Once you've recorded appointments, tasks or billable time for a client, you can turn them into an invoice — addressed either to a third-party payer or directly to the client.
1. Select the items to invoice
From the client's profile, go to the Appointments / Tasks section. Tick the checkboxes next to the items you want to invoice (appointments, tasks, and/or billable time entries), then click the Create invoice link.
▎ You can also create an invoice for a single appointment directly from its Create invoice action but the invoice will NOT be linked to a third party-payer.
2. Choose who is billed
When the invoice is created, choose the recipient:
- A third-party payer — one of the payers attached to the client through a funding policy, or
- Bill the client — a standard invoice addressed to the client.
3. Third-party payer: funding check
If you bill a third-party payer, Colib checks the selected items against the policy's remaining funding:
- If the items would exceed the authorized hours and/or the funded amount, a confirmation appears ("Creating this invoice will exceed… Do you want to proceed anyway?"). You can confirm to proceed.
- The policy's usage is recomputed so the remaining balance stays accurate.
4. Review and adjust the invoice
On a third-party-billed invoice:
- The invoice is addressed to the payer — the payer's name and billing address appear on it, and a "Billed to
third-party payer" banner shows the payer and the policy / authorization number.
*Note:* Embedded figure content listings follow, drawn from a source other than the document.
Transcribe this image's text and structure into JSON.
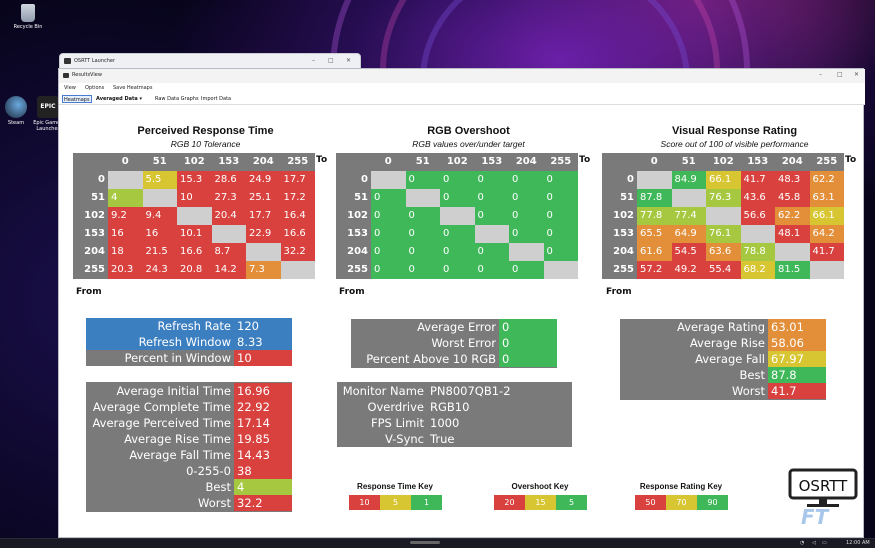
{
  "desktop": {
    "icons": [
      {
        "label": "Recycle Bin",
        "icon": "recycle-bin-icon"
      },
      {
        "label": "Steam",
        "icon": "steam-icon"
      },
      {
        "label": "Epic Games Launcher",
        "icon": "epic-games-icon"
      }
    ],
    "epic_badge": "EPIC"
  },
  "taskbar": {
    "time": "12:00 AM"
  },
  "launcher": {
    "title": "OSRTT Launcher"
  },
  "window": {
    "title": "ResultsView",
    "menu": [
      "View",
      "Options",
      "Save Heatmaps"
    ],
    "toolbar": {
      "heatmaps": "Heatmaps",
      "averaged": "Averaged Data",
      "raw_graphs": "Raw Data Graphs",
      "import": "Import Data"
    }
  },
  "colors": {
    "red": "#d9413f",
    "orange": "#e38f3a",
    "yellow": "#d8c532",
    "lightgreen": "#a5c840",
    "green": "#3fb85a",
    "gray": "#7a7a7a",
    "blue": "#3c7fc0",
    "empty": "#cfcfcf"
  },
  "axis_labels": [
    "0",
    "51",
    "102",
    "153",
    "204",
    "255"
  ],
  "axis_to": "To",
  "axis_from": "From",
  "heatmaps": [
    {
      "title": "Perceived Response Time",
      "subtitle": "RGB 10 Tolerance",
      "rows": [
        [
          null,
          "5.5",
          "15.3",
          "28.6",
          "24.9",
          "17.7"
        ],
        [
          "4",
          null,
          "10",
          "27.3",
          "25.1",
          "17.2"
        ],
        [
          "9.2",
          "9.4",
          null,
          "20.4",
          "17.7",
          "16.4"
        ],
        [
          "16",
          "16",
          "10.1",
          null,
          "22.9",
          "16.6"
        ],
        [
          "18",
          "21.5",
          "16.6",
          "8.7",
          null,
          "32.2"
        ],
        [
          "20.3",
          "24.3",
          "20.8",
          "14.2",
          "7.3",
          null
        ]
      ],
      "colors": [
        [
          "empty",
          "yellow",
          "red",
          "red",
          "red",
          "red"
        ],
        [
          "lightgreen",
          "empty",
          "red",
          "red",
          "red",
          "red"
        ],
        [
          "red",
          "red",
          "empty",
          "red",
          "red",
          "red"
        ],
        [
          "red",
          "red",
          "red",
          "empty",
          "red",
          "red"
        ],
        [
          "red",
          "red",
          "red",
          "red",
          "empty",
          "red"
        ],
        [
          "red",
          "red",
          "red",
          "red",
          "orange",
          "empty"
        ]
      ]
    },
    {
      "title": "RGB Overshoot",
      "subtitle": "RGB values over/under target",
      "rows": [
        [
          null,
          "0",
          "0",
          "0",
          "0",
          "0"
        ],
        [
          "0",
          null,
          "0",
          "0",
          "0",
          "0"
        ],
        [
          "0",
          "0",
          null,
          "0",
          "0",
          "0"
        ],
        [
          "0",
          "0",
          "0",
          null,
          "0",
          "0"
        ],
        [
          "0",
          "0",
          "0",
          "0",
          null,
          "0"
        ],
        [
          "0",
          "0",
          "0",
          "0",
          "0",
          null
        ]
      ],
      "colors": [
        [
          "empty",
          "green",
          "green",
          "green",
          "green",
          "green"
        ],
        [
          "green",
          "empty",
          "green",
          "green",
          "green",
          "green"
        ],
        [
          "green",
          "green",
          "empty",
          "green",
          "green",
          "green"
        ],
        [
          "green",
          "green",
          "green",
          "empty",
          "green",
          "green"
        ],
        [
          "green",
          "green",
          "green",
          "green",
          "empty",
          "green"
        ],
        [
          "green",
          "green",
          "green",
          "green",
          "green",
          "empty"
        ]
      ]
    },
    {
      "title": "Visual Response Rating",
      "subtitle": "Score out of 100 of visible performance",
      "rows": [
        [
          null,
          "84.9",
          "66.1",
          "41.7",
          "48.3",
          "62.2"
        ],
        [
          "87.8",
          null,
          "76.3",
          "43.6",
          "45.8",
          "63.1"
        ],
        [
          "77.8",
          "77.4",
          null,
          "56.6",
          "62.2",
          "66.1"
        ],
        [
          "65.5",
          "64.9",
          "76.1",
          null,
          "48.1",
          "64.2"
        ],
        [
          "61.6",
          "54.5",
          "63.6",
          "78.8",
          null,
          "41.7"
        ],
        [
          "57.2",
          "49.2",
          "55.4",
          "68.2",
          "81.5",
          null
        ]
      ],
      "colors": [
        [
          "empty",
          "green",
          "yellow",
          "red",
          "red",
          "orange"
        ],
        [
          "green",
          "empty",
          "lightgreen",
          "red",
          "red",
          "orange"
        ],
        [
          "lightgreen",
          "lightgreen",
          "empty",
          "red",
          "orange",
          "yellow"
        ],
        [
          "orange",
          "orange",
          "lightgreen",
          "empty",
          "red",
          "orange"
        ],
        [
          "orange",
          "red",
          "orange",
          "lightgreen",
          "empty",
          "red"
        ],
        [
          "red",
          "red",
          "red",
          "yellow",
          "green",
          "empty"
        ]
      ]
    }
  ],
  "refresh_box": [
    {
      "label": "Refresh Rate",
      "value": "120",
      "label_color": "blue",
      "value_color": "blue"
    },
    {
      "label": "Refresh Window",
      "value": "8.33",
      "label_color": "blue",
      "value_color": "blue"
    },
    {
      "label": "Percent in Window",
      "value": "10",
      "label_color": "gray",
      "value_color": "red"
    }
  ],
  "response_stats": [
    {
      "label": "Average Initial Time",
      "value": "16.96",
      "value_color": "red"
    },
    {
      "label": "Average Complete Time",
      "value": "22.92",
      "value_color": "red"
    },
    {
      "label": "Average Perceived Time",
      "value": "17.14",
      "value_color": "red"
    },
    {
      "label": "Average Rise Time",
      "value": "19.85",
      "value_color": "red"
    },
    {
      "label": "Average Fall Time",
      "value": "14.43",
      "value_color": "red"
    },
    {
      "label": "0-255-0",
      "value": "38",
      "value_color": "red"
    },
    {
      "label": "Best",
      "value": "4",
      "value_color": "lightgreen"
    },
    {
      "label": "Worst",
      "value": "32.2",
      "value_color": "red"
    }
  ],
  "error_box": [
    {
      "label": "Average Error",
      "value": "0"
    },
    {
      "label": "Worst Error",
      "value": "0"
    },
    {
      "label": "Percent Above 10 RGB",
      "value": "0"
    }
  ],
  "monitor_box": [
    {
      "label": "Monitor Name",
      "value": "PN8007QB1-2"
    },
    {
      "label": "Overdrive",
      "value": "RGB10"
    },
    {
      "label": "FPS Limit",
      "value": "1000"
    },
    {
      "label": "V-Sync",
      "value": "True"
    }
  ],
  "rating_box": [
    {
      "label": "Average Rating",
      "value": "63.01",
      "value_color": "orange"
    },
    {
      "label": "Average Rise",
      "value": "58.06",
      "value_color": "orange"
    },
    {
      "label": "Average Fall",
      "value": "67.97",
      "value_color": "yellow"
    },
    {
      "label": "Best",
      "value": "87.8",
      "value_color": "green"
    },
    {
      "label": "Worst",
      "value": "41.7",
      "value_color": "red"
    }
  ],
  "keys": [
    {
      "title": "Response Time Key",
      "cells": [
        {
          "label": "10",
          "color": "red"
        },
        {
          "label": "5",
          "color": "yellow"
        },
        {
          "label": "1",
          "color": "green"
        }
      ]
    },
    {
      "title": "Overshoot Key",
      "cells": [
        {
          "label": "20",
          "color": "red"
        },
        {
          "label": "15",
          "color": "yellow"
        },
        {
          "label": "5",
          "color": "green"
        }
      ]
    },
    {
      "title": "Response Rating Key",
      "cells": [
        {
          "label": "50",
          "color": "red"
        },
        {
          "label": "70",
          "color": "yellow"
        },
        {
          "label": "90",
          "color": "green"
        }
      ]
    }
  ],
  "logo": {
    "text": "OSRTT",
    "sub": "FT"
  }
}
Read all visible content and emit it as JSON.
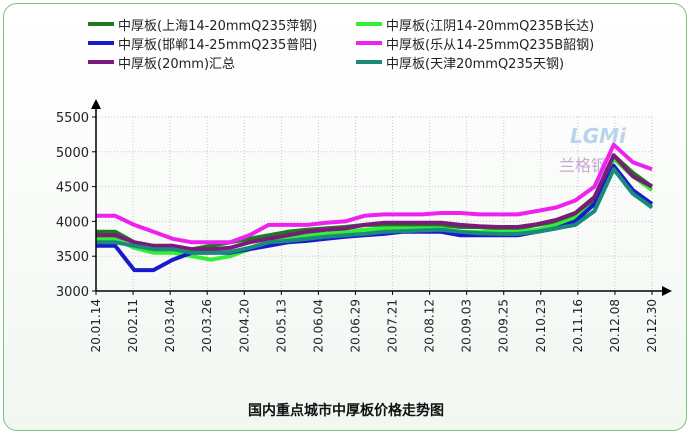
{
  "chart_data": {
    "type": "line",
    "title": "国内重点城市中厚板价格走势图",
    "x_ticks": [
      "20.01.14",
      "20.02.11",
      "20.03.04",
      "20.03.26",
      "20.04.20",
      "20.05.13",
      "20.06.04",
      "20.06.29",
      "20.07.21",
      "20.08.12",
      "20.09.03",
      "20.09.25",
      "20.10.23",
      "20.11.16",
      "20.12.08",
      "20.12.30"
    ],
    "ylim": [
      3000,
      5500
    ],
    "y_ticks": [
      3000,
      3500,
      4000,
      4500,
      5000,
      5500
    ],
    "grid": true,
    "legend_position": "top",
    "watermark": {
      "logo": "LGMi",
      "text": "兰格钢"
    },
    "series": [
      {
        "name": "中厚板(上海14-20mmQ235萍钢)",
        "color": "#1e7a1e",
        "values": [
          3850,
          3850,
          3700,
          3650,
          3600,
          3600,
          3650,
          3700,
          3750,
          3800,
          3850,
          3880,
          3900,
          3920,
          3950,
          3950,
          3950,
          3950,
          3950,
          3920,
          3920,
          3900,
          3900,
          3950,
          4000,
          4100,
          4300,
          4950,
          4700,
          4500
        ]
      },
      {
        "name": "中厚板(江阴14-20mmQ235B长达)",
        "color": "#33ee33",
        "values": [
          3750,
          3750,
          3620,
          3550,
          3550,
          3500,
          3450,
          3500,
          3600,
          3700,
          3750,
          3800,
          3820,
          3850,
          3880,
          3900,
          3900,
          3900,
          3900,
          3850,
          3850,
          3850,
          3850,
          3880,
          3950,
          4050,
          4250,
          4900,
          4650,
          4450
        ]
      },
      {
        "name": "中厚板(邯郸14-25mmQ235普阳)",
        "color": "#1a1acc",
        "values": [
          3650,
          3650,
          3300,
          3300,
          3450,
          3550,
          3550,
          3550,
          3600,
          3650,
          3700,
          3720,
          3750,
          3780,
          3800,
          3820,
          3850,
          3850,
          3850,
          3800,
          3800,
          3800,
          3800,
          3850,
          3900,
          4000,
          4250,
          4800,
          4450,
          4250
        ]
      },
      {
        "name": "中厚板(乐从14-25mmQ235B韶钢)",
        "color": "#ee22ee",
        "values": [
          4080,
          4080,
          3950,
          3850,
          3750,
          3700,
          3700,
          3700,
          3800,
          3950,
          3950,
          3950,
          3980,
          4000,
          4080,
          4100,
          4100,
          4100,
          4120,
          4120,
          4100,
          4100,
          4100,
          4150,
          4200,
          4300,
          4500,
          5100,
          4850,
          4750
        ]
      },
      {
        "name": "中厚板(20mm)汇总",
        "color": "#7a1a7a",
        "values": [
          3800,
          3800,
          3700,
          3650,
          3650,
          3600,
          3600,
          3620,
          3700,
          3750,
          3800,
          3850,
          3880,
          3900,
          3950,
          3980,
          3980,
          3980,
          3980,
          3950,
          3930,
          3920,
          3920,
          3960,
          4020,
          4120,
          4350,
          4950,
          4650,
          4500
        ]
      },
      {
        "name": "中厚板(天津20mmQ235天钢)",
        "color": "#1a8a7a",
        "values": [
          3700,
          3700,
          3650,
          3600,
          3600,
          3550,
          3550,
          3560,
          3620,
          3700,
          3720,
          3750,
          3780,
          3800,
          3820,
          3850,
          3860,
          3870,
          3880,
          3850,
          3830,
          3820,
          3820,
          3850,
          3900,
          3950,
          4150,
          4750,
          4400,
          4200
        ]
      }
    ]
  }
}
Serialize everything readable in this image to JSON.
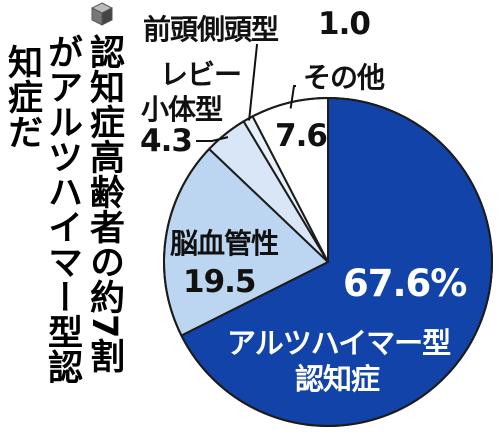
{
  "title": {
    "columns": [
      "認知症高齢者の約7割",
      "がアルツハイマー型認",
      "知症だ"
    ]
  },
  "icon": "cube-icon",
  "colors": {
    "alzheimer": "#1243a8",
    "vascular": "#bcd5f0",
    "lewy": "#d8e6f7",
    "frontotemporal": "#e8f0fa",
    "other": "#ffffff",
    "outline": "#1c1c1c"
  },
  "chart_data": {
    "type": "pie",
    "title": "",
    "slices": [
      {
        "name": "アルツハイマー型認知症",
        "line1": "アルツハイマー型",
        "line2": "認知症",
        "value": 67.6,
        "value_label": "67.6%"
      },
      {
        "name": "脳血管性",
        "value": 19.5,
        "value_label": "19.5"
      },
      {
        "name": "レビー小体型",
        "line1": "レビー",
        "line2": "小体型",
        "value": 4.3,
        "value_label": "4.3"
      },
      {
        "name": "前頭側頭型",
        "value": 1.0,
        "value_label": "1.0"
      },
      {
        "name": "その他",
        "value": 7.6,
        "value_label": "7.6"
      }
    ]
  }
}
- For third-party-billed appointments, the description and quantity stay read-only. You can only edit the date and the price of each appointment line.
5. Send the invoice
When you send the invoice by email, it is sent to the payer's billing email (the address set on the payer), not to the client's email. The invoice and any receipt are sent as separate emails.
▎ Tip: keep your payer's billing email and billing address up to date (Settings> Third Party Billing > Payers), since they drive where and how third-party invoices are delivered.
NOTE: In a future release, you will be able to split the cost of an invoice between the client and one or several third-party payers. You will also be able to configure more complex billing rules. Example: third-party payer pays up to 90% of the appointment, or up to $1000, etc.